Vape Recycling Partnership in Johnson County

vaping products on the pavement

In late 2019 Johnson County Department of Health and Environment embarked on a partnership with Household Hazardous to address the ever-growing problem of vape disposal and recycling.

According to Truth Initiative “With about one in 4-5 high school students using e-cigarettes in 2020, vaping generates a significant amount of toxic and plastic waste. There has been a 399.73% increase in retail e-cigarette sales (excluding internet sales and tobacco-specialty stores) from 2015 through 2020, the environmental consequences of e-cigarette waste are enormous.”

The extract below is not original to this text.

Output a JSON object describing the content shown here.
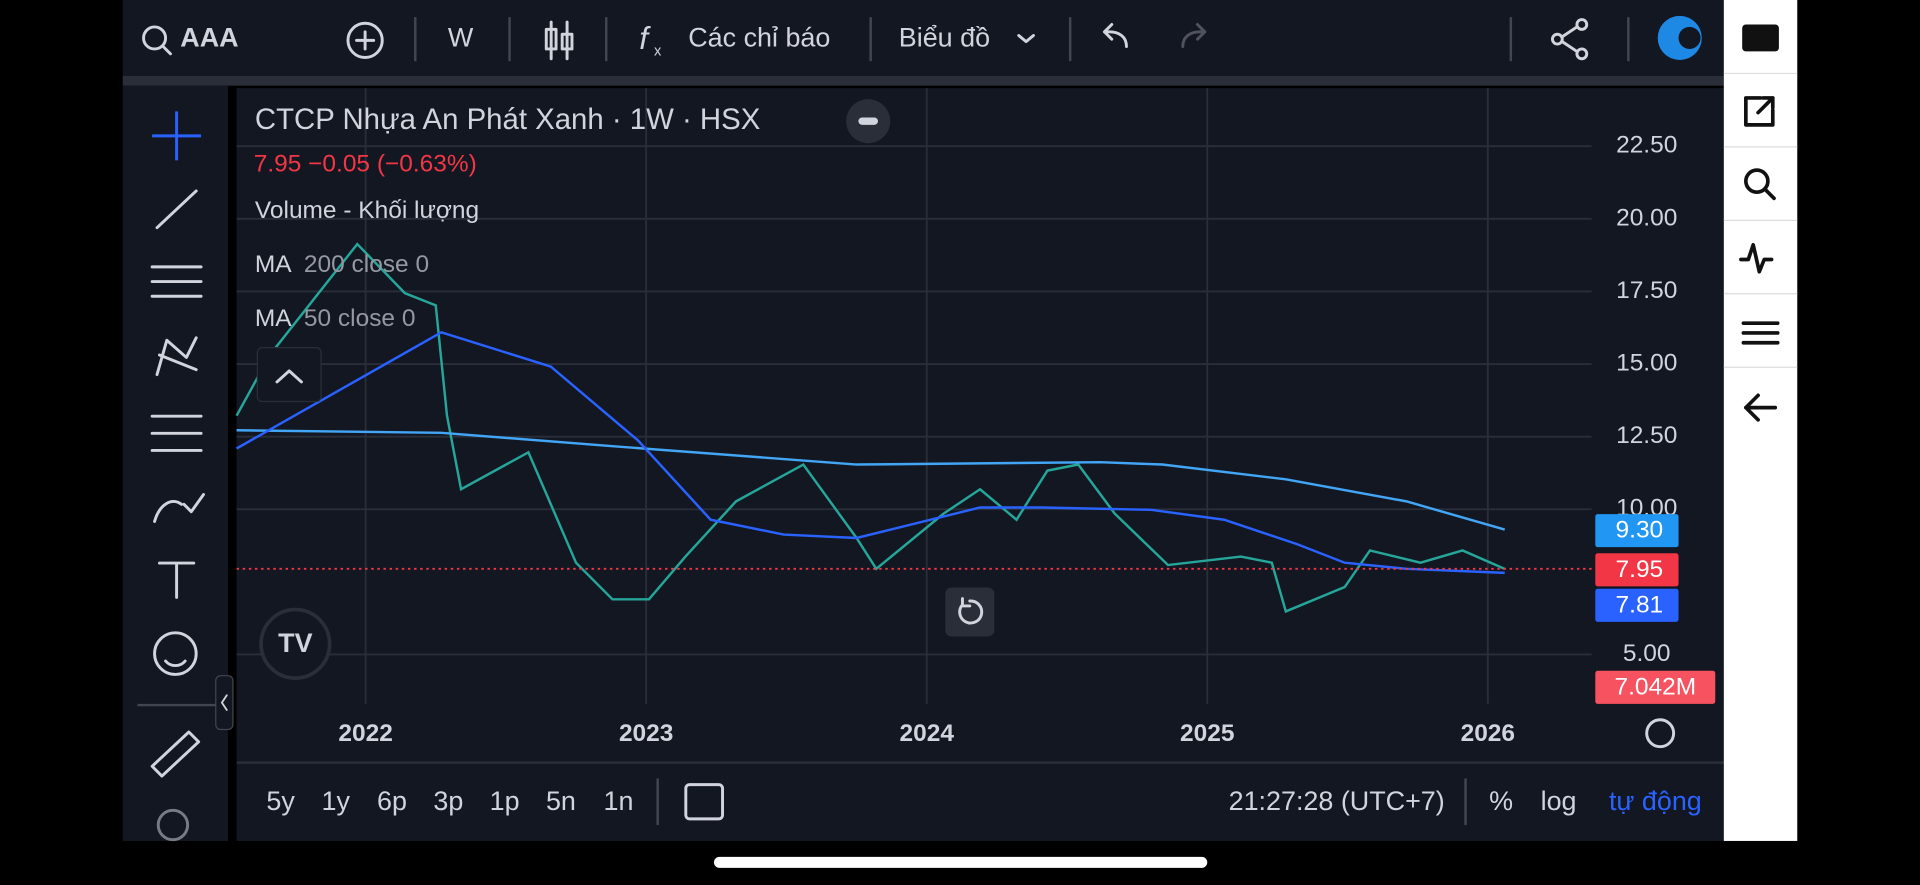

The Shawnee Mission School District expressed an interest in participating in a pilot recycling program and became our first community partner. After meeting and determining the logistics of collection and transportation, the recycling program began.

Shawnee Mission middle and high schools collect confiscated vape devices and products and were then provided with fire-proof bags to deposit the vape products. Periodically, all schools were instructed to bring bags to a regularly scheduled administrative meeting where they were turned in to the Health Services Coordinator for the Shawnee Mission School District. The coordinator would then contact the JOCODHE partner who would pick up all the vape and transport to HHW. HHW partner and JOCODHE partner would then separate the vape components into the parts that could be recycled from those that had to be destroyed. These parts are the nicotine, plastic, and batteries.

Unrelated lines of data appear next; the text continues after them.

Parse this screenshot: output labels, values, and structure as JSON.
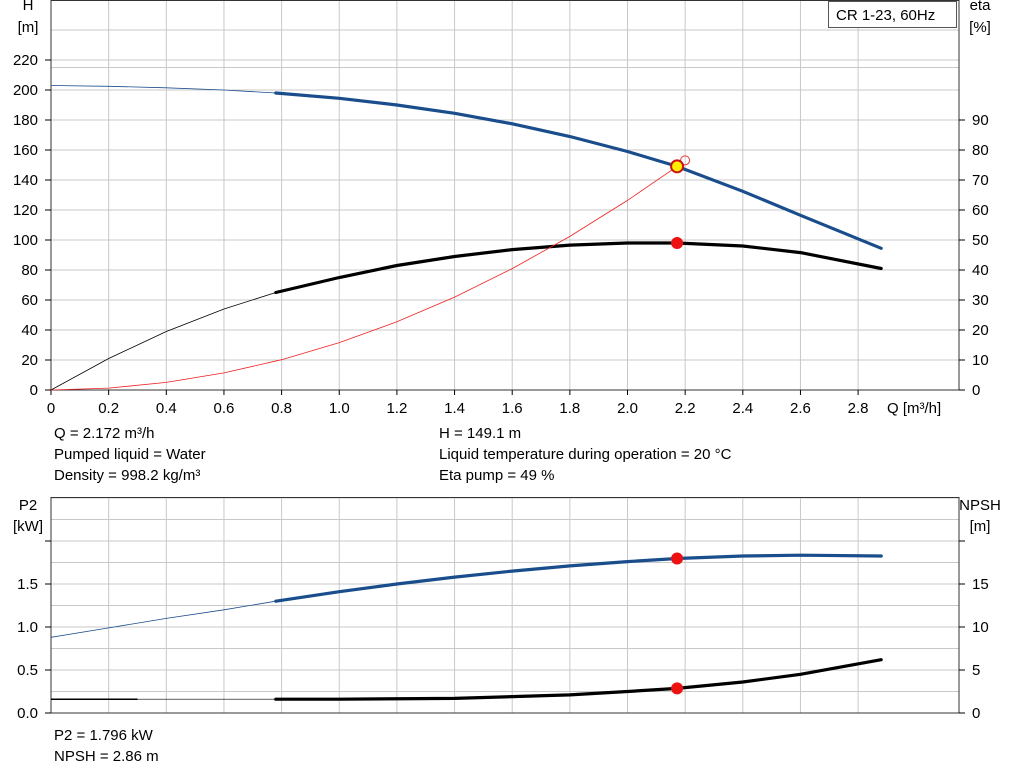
{
  "chart_data": [
    {
      "type": "line",
      "title": "CR 1-23, 60Hz",
      "xlabel": "Q [m³/h]",
      "xlim": [
        0,
        3.15
      ],
      "xticks": [
        0,
        0.2,
        0.4,
        0.6,
        0.8,
        1.0,
        1.2,
        1.4,
        1.6,
        1.8,
        2.0,
        2.2,
        2.4,
        2.6,
        2.8
      ],
      "xtick_labels": [
        "0",
        "0.2",
        "0.4",
        "0.6",
        "0.8",
        "1.0",
        "1.2",
        "1.4",
        "1.6",
        "1.8",
        "2.0",
        "2.2",
        "2.4",
        "2.6",
        "2.8"
      ],
      "ylabel_left": [
        "H",
        "[m]"
      ],
      "ylim_left": [
        0,
        220
      ],
      "yticks_left": [
        0,
        20,
        40,
        60,
        80,
        100,
        120,
        140,
        160,
        180,
        200,
        220
      ],
      "ylabel_right": [
        "eta",
        "[%]"
      ],
      "ylim_right": [
        0,
        110
      ],
      "yticks_right": [
        0,
        10,
        20,
        30,
        40,
        50,
        60,
        70,
        80,
        90
      ],
      "grid": true,
      "series": [
        {
          "key": "H",
          "axis": "left",
          "color": "#1a4d8c",
          "x": [
            0,
            0.2,
            0.4,
            0.6,
            0.78,
            1.0,
            1.2,
            1.4,
            1.6,
            1.8,
            2.0,
            2.172,
            2.4,
            2.6,
            2.88
          ],
          "y": [
            203,
            202.5,
            201.5,
            200,
            198,
            194.5,
            190,
            184.5,
            177.5,
            169,
            159,
            149.1,
            132.5,
            116.5,
            94.5
          ],
          "thick_from": 0.78
        },
        {
          "key": "eta",
          "axis": "right",
          "color": "#000000",
          "x": [
            0,
            0.2,
            0.4,
            0.6,
            0.78,
            1.0,
            1.2,
            1.4,
            1.6,
            1.8,
            2.0,
            2.172,
            2.4,
            2.6,
            2.88
          ],
          "y": [
            0,
            10.5,
            19.5,
            27,
            32.5,
            37.5,
            41.5,
            44.5,
            46.8,
            48.3,
            49,
            49,
            48,
            45.8,
            40.5
          ],
          "thick_from": 0.78
        },
        {
          "key": "system-curve",
          "axis": "left",
          "color": "#ee2222",
          "x": [
            0,
            0.2,
            0.4,
            0.6,
            0.8,
            1.0,
            1.2,
            1.4,
            1.6,
            1.8,
            2.0,
            2.172
          ],
          "y": [
            0,
            1.3,
            5.1,
            11.4,
            20.2,
            31.6,
            45.5,
            61.9,
            80.9,
            102.4,
            126.4,
            149.1
          ],
          "thick_from": null
        }
      ],
      "operating_points": [
        {
          "key": "duty-point-H",
          "x": 2.172,
          "y": 149.1,
          "axis": "left",
          "fill": "#ffee00",
          "stroke": "#cc1111"
        },
        {
          "key": "duty-point-eta",
          "x": 2.172,
          "y": 49,
          "axis": "right",
          "fill": "#ee1111",
          "stroke": "#ee1111"
        }
      ],
      "info_left": [
        "Q = 2.172 m³/h",
        "Pumped liquid = Water",
        "Density = 998.2 kg/m³"
      ],
      "info_right": [
        "H = 149.1 m",
        "Liquid temperature during operation = 20 °C",
        "Eta pump = 49 %"
      ]
    },
    {
      "type": "line",
      "xlim": [
        0,
        3.15
      ],
      "ylabel_left": [
        "P2",
        "[kW]"
      ],
      "ylim_left": [
        0,
        2.0
      ],
      "yticks_left": [
        0,
        0.5,
        1.0,
        1.5
      ],
      "ytick_labels_left": [
        "0.0",
        "0.5",
        "1.0",
        "1.5"
      ],
      "ylabel_right": [
        "NPSH",
        "[m]"
      ],
      "ylim_right": [
        0,
        20
      ],
      "yticks_right": [
        0,
        5,
        10,
        15
      ],
      "grid": true,
      "series": [
        {
          "key": "P2",
          "axis": "left",
          "color": "#1a4d8c",
          "x": [
            0,
            0.2,
            0.4,
            0.6,
            0.78,
            1.0,
            1.2,
            1.4,
            1.6,
            1.8,
            2.0,
            2.172,
            2.4,
            2.6,
            2.88
          ],
          "y": [
            0.88,
            0.99,
            1.1,
            1.2,
            1.3,
            1.41,
            1.5,
            1.58,
            1.65,
            1.71,
            1.76,
            1.796,
            1.825,
            1.835,
            1.825
          ],
          "thick_from": 0.78
        },
        {
          "key": "NPSH",
          "axis": "right",
          "color": "#000000",
          "x": [
            0,
            0.3,
            0.78,
            1.0,
            1.4,
            1.8,
            2.0,
            2.172,
            2.4,
            2.6,
            2.88
          ],
          "y": [
            1.6,
            1.6,
            1.6,
            1.6,
            1.7,
            2.1,
            2.5,
            2.86,
            3.6,
            4.5,
            6.2
          ],
          "thick_from": 0.78,
          "flat_thin": true
        }
      ],
      "operating_points": [
        {
          "key": "duty-point-P2",
          "x": 2.172,
          "y": 1.796,
          "axis": "left",
          "fill": "#ee1111",
          "stroke": "#ee1111"
        },
        {
          "key": "duty-point-NPSH",
          "x": 2.172,
          "y": 2.86,
          "axis": "right",
          "fill": "#ee1111",
          "stroke": "#ee1111"
        }
      ],
      "info_left": [
        "P2 = 1.796 kW",
        "NPSH = 2.86 m"
      ]
    }
  ]
}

When the program started, we started looking at how all hazardous waste is managed across the state and the nation by law. The EPA is very specific on this process, and it is what we in the industry dub ‘Cradle to Grave’ or hazardous waste flow from generation to end. At the beginning the waste is determined to be an actual hazardous waste. Nicotine is designated by the EPA and RCRA as a P075 acutely hazardous waste. It is also of note that nicotine was developed as a commercial pesticide due to it toxicity. Also, in these vape pens, as was mentioned are lithium batteries. These are designated as a Class 9 Environmentally Hazardous Material by the EPA and should be managed appropriately. This is primarily due to the water-reactive nature of lithium.

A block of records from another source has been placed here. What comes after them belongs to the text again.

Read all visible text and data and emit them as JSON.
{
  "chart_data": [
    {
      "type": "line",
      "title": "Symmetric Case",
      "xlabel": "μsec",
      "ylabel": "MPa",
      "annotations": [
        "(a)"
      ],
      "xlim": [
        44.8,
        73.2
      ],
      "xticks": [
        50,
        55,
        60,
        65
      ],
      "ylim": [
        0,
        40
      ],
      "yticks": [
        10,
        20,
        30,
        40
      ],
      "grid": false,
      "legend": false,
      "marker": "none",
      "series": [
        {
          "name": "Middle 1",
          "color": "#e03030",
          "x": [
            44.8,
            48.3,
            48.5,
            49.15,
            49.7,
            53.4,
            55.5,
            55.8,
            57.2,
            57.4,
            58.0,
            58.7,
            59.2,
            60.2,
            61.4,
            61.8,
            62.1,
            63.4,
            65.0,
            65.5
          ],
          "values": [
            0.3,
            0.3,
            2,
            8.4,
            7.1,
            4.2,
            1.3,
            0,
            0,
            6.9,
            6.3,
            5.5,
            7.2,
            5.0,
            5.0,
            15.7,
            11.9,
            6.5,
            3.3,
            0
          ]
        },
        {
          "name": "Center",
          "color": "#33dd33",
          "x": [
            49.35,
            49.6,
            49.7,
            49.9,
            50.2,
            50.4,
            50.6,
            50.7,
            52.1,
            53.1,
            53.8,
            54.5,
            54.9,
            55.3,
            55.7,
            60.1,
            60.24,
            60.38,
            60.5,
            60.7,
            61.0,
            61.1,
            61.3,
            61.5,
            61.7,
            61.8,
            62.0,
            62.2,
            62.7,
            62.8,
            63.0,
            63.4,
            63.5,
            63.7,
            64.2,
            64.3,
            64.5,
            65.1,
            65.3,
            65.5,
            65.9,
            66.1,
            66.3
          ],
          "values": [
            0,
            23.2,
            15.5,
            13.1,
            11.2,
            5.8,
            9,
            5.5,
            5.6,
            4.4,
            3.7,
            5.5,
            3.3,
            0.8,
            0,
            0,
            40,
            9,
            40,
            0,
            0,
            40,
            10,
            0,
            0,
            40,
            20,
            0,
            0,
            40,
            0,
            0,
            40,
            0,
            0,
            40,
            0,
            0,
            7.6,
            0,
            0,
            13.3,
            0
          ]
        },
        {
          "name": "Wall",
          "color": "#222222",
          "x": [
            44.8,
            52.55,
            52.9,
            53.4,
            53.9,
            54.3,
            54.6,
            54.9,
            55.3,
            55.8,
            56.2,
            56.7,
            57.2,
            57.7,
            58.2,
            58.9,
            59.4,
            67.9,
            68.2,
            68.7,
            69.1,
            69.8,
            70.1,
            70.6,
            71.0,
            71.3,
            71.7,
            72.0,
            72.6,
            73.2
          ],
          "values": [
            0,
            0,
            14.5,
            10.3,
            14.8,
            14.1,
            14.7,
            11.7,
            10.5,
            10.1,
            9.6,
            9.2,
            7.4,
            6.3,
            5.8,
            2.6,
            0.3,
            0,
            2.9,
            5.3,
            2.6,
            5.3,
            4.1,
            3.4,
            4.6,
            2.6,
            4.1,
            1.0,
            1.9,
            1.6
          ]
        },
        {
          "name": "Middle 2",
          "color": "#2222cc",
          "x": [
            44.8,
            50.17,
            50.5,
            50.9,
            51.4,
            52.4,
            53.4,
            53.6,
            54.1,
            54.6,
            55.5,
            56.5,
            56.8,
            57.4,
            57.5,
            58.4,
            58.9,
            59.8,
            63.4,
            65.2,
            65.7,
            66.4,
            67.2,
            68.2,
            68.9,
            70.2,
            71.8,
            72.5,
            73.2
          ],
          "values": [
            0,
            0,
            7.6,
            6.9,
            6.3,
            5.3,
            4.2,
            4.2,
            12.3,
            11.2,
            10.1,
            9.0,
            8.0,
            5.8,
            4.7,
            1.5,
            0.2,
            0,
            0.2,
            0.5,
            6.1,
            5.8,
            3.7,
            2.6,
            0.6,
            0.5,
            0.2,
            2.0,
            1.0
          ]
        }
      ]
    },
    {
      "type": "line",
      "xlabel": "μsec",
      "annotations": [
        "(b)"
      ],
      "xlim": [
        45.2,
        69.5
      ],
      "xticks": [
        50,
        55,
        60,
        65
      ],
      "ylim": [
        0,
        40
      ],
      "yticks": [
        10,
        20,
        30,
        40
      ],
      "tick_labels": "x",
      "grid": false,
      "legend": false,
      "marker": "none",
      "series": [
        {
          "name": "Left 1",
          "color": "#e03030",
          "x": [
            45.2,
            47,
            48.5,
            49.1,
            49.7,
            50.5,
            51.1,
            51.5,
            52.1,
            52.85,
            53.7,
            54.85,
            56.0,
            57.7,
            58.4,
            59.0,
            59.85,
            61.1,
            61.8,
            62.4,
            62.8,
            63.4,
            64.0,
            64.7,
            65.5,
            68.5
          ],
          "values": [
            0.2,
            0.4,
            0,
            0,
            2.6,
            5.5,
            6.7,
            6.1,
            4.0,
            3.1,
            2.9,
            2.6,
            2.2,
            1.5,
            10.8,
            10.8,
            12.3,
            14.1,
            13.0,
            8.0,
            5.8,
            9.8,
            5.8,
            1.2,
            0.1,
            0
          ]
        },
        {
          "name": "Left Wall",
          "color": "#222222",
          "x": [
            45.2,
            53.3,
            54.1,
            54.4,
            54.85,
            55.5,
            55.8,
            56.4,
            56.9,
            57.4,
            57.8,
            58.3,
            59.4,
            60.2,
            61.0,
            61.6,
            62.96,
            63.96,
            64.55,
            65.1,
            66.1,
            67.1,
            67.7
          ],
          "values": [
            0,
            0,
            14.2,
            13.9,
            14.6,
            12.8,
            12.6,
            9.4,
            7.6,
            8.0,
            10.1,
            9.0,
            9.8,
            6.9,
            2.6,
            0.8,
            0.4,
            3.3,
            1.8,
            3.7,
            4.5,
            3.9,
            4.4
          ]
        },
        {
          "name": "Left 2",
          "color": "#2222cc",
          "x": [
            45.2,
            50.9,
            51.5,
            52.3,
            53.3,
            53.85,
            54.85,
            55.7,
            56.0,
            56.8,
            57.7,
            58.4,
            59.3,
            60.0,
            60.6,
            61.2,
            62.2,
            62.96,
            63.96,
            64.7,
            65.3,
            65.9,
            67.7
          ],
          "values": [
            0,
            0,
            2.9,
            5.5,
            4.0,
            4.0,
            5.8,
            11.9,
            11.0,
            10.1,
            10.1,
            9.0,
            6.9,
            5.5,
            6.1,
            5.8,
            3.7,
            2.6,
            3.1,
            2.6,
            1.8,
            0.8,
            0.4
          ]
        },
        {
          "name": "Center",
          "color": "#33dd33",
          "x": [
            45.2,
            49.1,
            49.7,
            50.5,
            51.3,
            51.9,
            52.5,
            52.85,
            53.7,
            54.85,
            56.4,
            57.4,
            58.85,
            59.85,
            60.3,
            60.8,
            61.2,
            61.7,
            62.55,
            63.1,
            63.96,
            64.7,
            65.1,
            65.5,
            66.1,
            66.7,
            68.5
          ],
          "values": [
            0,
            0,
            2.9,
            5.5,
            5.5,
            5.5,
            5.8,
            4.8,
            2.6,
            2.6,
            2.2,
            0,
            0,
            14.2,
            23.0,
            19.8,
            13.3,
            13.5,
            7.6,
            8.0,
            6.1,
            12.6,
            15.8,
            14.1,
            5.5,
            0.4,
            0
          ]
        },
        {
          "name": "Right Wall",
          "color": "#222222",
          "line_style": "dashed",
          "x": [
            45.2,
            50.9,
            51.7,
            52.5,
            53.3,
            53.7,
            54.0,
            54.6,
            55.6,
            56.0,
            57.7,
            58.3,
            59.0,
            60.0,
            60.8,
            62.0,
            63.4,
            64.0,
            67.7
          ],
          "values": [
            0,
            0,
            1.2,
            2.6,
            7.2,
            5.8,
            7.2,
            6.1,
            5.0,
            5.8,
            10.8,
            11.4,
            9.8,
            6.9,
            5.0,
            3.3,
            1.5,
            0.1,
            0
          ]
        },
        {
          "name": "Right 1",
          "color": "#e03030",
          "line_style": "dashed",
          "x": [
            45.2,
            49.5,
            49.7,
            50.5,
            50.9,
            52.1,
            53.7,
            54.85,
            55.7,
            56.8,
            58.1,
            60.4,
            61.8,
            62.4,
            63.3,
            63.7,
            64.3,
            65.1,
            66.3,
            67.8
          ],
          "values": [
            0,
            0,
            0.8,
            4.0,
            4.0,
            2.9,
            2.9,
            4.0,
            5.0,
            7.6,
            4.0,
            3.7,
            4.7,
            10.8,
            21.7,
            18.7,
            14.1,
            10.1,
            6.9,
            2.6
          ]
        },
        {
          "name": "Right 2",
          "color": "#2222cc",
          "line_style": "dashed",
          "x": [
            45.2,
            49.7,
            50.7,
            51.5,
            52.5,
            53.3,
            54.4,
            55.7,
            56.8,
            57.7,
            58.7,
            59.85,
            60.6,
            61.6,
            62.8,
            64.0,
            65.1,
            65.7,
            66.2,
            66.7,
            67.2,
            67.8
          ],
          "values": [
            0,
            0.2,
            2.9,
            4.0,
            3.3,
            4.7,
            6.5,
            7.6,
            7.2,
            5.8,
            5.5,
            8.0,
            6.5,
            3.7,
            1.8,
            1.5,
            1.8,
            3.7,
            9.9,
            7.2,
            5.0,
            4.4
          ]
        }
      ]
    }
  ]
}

After all the waste is collected at the point of generation (which is the school) including batteries, pens, and cartridges we send this waste back to our HHW facility with a general bill of lading for tracking purposes. Once the vapes arrive at our HHW facility the lithium batteries are separated out from the nicotine. The batteries are then consolidated, packaged, and sent to a local battery recycling facility. The nicotine is combined with other wastes here at the HHW facility (primarily pesticides), packaged, manifested, and shipped off-site as a toxic hazardous waste through a DOT permitted transporter. The nicotine is ultimately incinerated in an EPA permitted facility. The HHW is meticulous about ensuring the compliance of the proper handling, recycling, and disposing of these vapes in an environmentally conscious manner.

When COVID rates rose and schools became virtual, the program was put on hiatus. We have now returned to the program and hope to expand to other schools in Johnson County with the goal of providing an environmentally appropriate method of recycling vape products. With our initial efforts, we have collected hundreds of confiscated vape devices and products and safely recycled them.

Throughout the country, there are few states implementing vape recycling procedures and we are proud that Johnson County is leading the effort to address this serious environmental issue.